L’ultimo caso di cronaca — la morte di un bimbo di 13 mesi sbranato da due Pitbull nel Salernitano — sta a dimostrarlo. Si parla di Pitbull. Ma anche di Rottweiler, Amstaff, Dogo argentino. Anche il Pastore maremmano abruzzese, bianco e peloso come un orso polare che ti viene subito voglia di accarezzarlo, può essere letale se lo si affronta nel modo sbagliato nel suo territorio, dove tiene testa anche ai lupi. 

Insomma, non propriamente animali adatti alla vita in città. Eppure, le città ne sono piene. «Consideriamo i cani come dei figli e crediamo che non ci potranno mai fare del male — sottolinea Roberto Marchesini, etologo e zooantropologo —. Pensiamo che averne cura sia qualcosa di spontaneo e naturale, che non ci sia alcunché da imparare. Non è così. Vale per tutte le razze, a maggior ragione per quelle problematiche».

Non le definisce pericolose.
«In sé non lo sono. Lo diventano, però, se vengono gestite male, da persone che non sono in grado di occuparsene. Perché non hanno le competenze. O perché non hanno il carattere per essere il leader di cui certi cani hanno bisogno».

Molti le scelgono. Perché?
«Qualcuno perché davvero appassionato e competente, che si rivolge a un allevatore serio e non compra il cane su Internet o in una cantina di periferia. Ma spesso questi animali sono al fianco di soggetti marginali, che considerano certe razze uno status symbol di potere e che vogliono incutere timore».

Vietare queste razze?
«Sarebbero impossibili delle verifiche.
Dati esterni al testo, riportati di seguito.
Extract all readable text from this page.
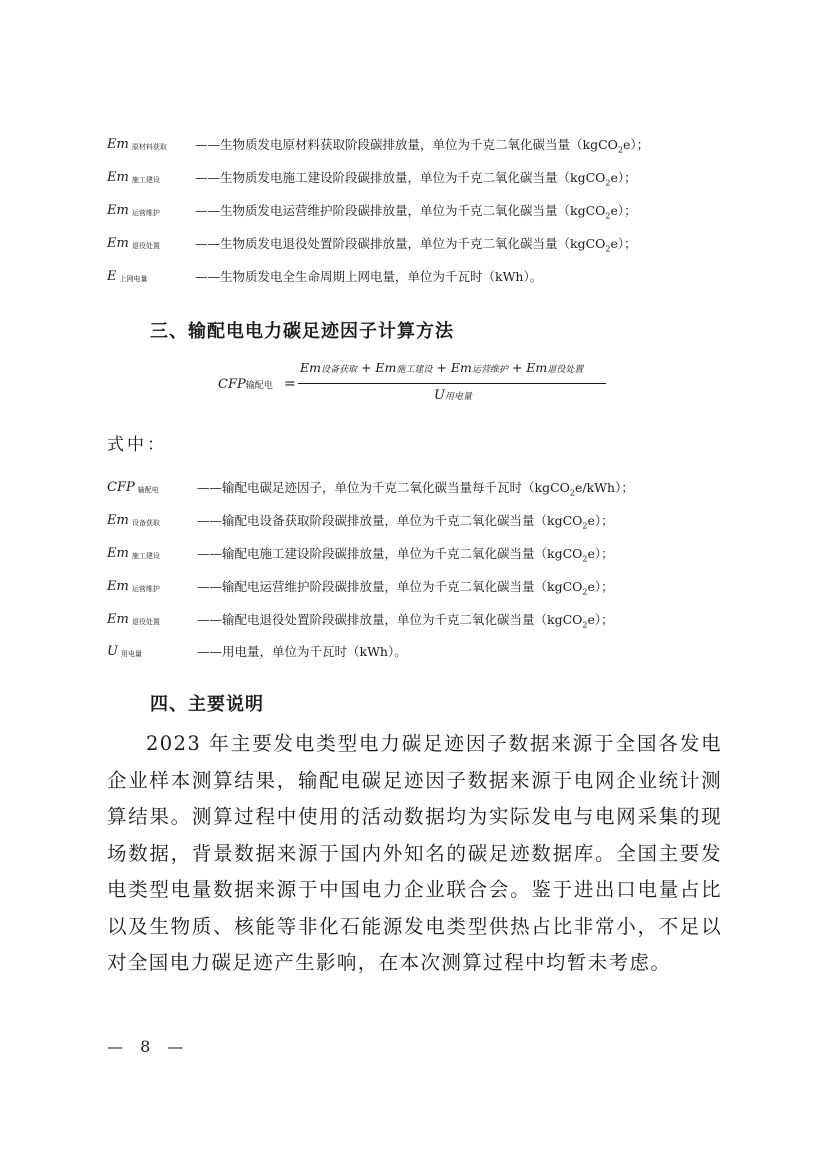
Em 原材料获取 ——生物质发电原材料获取阶段碳排放量，单位为千克二氧化碳当量（kgCO$_2$e）；
Em 施工建设	——生物质发电施工建设阶段碳排放量，单位为千克二氧化碳当量（kgCO$_2$e）；
Em 运营维护	——生物质发电运营维护阶段碳排放量，单位为千克二氧化碳当量（kgCO$_2$e）；
Em 退役处置	——生物质发电退役处置阶段碳排放量，单位为千克二氧化碳当量（kgCO$_2$e）；
E上网电量	——生物质发电全生命周期上网电量，单位为千瓦时（kWh）。
三、输配电电力碳足迹因子计算方法
CFP输配电 =
Em设备获取 + Em施工建设 + Em运营维护 + Em退役处置
U用电量
式中：
CFP 输配电	——输配电碳足迹因子，单位为千克二氧化碳当量每千瓦时（kgCO$_2$e/kWh）；
Em 设备获取	——输配电设备获取阶段碳排放量，单位为千克二氧化碳当量（kgCO$_2$e）；
Em 施工建设	——输配电施工建设阶段碳排放量，单位为千克二氧化碳当量（kgCO$_2$e）；
Em 运营维护	——输配电运营维护阶段碳排放量，单位为千克二氧化碳当量（kgCO$_2$e）；
Em 退役处置	——输配电退役处置阶段碳排放量，单位为千克二氧化碳当量（kgCO$_2$e）；
U用电量	——用电量，单位为千瓦时（kWh）。
四、主要说明
2023 年主要发电类型电力碳足迹因子数据来源于全国各发电企业样本测算结果，输配电碳足迹因子数据来源于电网企业统计测算结果。测算过程中使用的活动数据均为实际发电与电网采集的现场数据，背景数据来源于国内外知名的碳足迹数据库。全国主要发电类型电量数据来源于中国电力企业联合会。鉴于进出口电量占比以及生物质、核能等非化石能源发电类型供热占比非常小，不足以对全国电力碳足迹产生影响，在本次测算过程中均暂未考虑。
— 8 —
Toppi gli esemplari già in circolazione. E poi ci sono gli incroci. Piuttosto si lavori sul piano culturale, oggi non servono cani aggressivi per la guardia o la guerra. Gli allevatori possono dare un contributo, selezionando esemplari più docili».

E le istituzioni?
«Asl e forze dell’ordine devono fare i controlli, appurare che gli animali abbiano il microchip. Diano multe a chi circola senza guinzaglio e senza museruola dove prevista. E vadano a casa di chi di cani ne ha più di uno, lì i rischi sono maggiori. E se non ci sono le condizioni di idoneità, si confischino gli animali».

Lei ha scritto su questi temi al ministro della Salute.
«Ho chiesto di convocare un tavolo di esperti per definire linee guida valide su tutto il territorio nazionale. Per esempio rendendo obbligatoria l’assicurazione, che sarebbe una forma di ulteriore controllo. E ovviamente la formazione di chi voglia cimentarsi con le razze più difficili».

Il famoso «patentino»…
«Lo si chiami come si vuole. L’importante è che sia una formazione vera, sul campo. Non un corso teorico o in video lezione, come avviene nei pochi casi in cui già prevista. Bisogna saper gestire il cane in strada e tra la gente».

Gli ultimi casi di cronaca si potevano prevenire?
«Probabilmente sì. Usciamo dal degrado cinofilo dato dalla negligenza di proprietari e istituzioni. Di certo iniziando a fare qualcosa se ne potranno prevenire altri».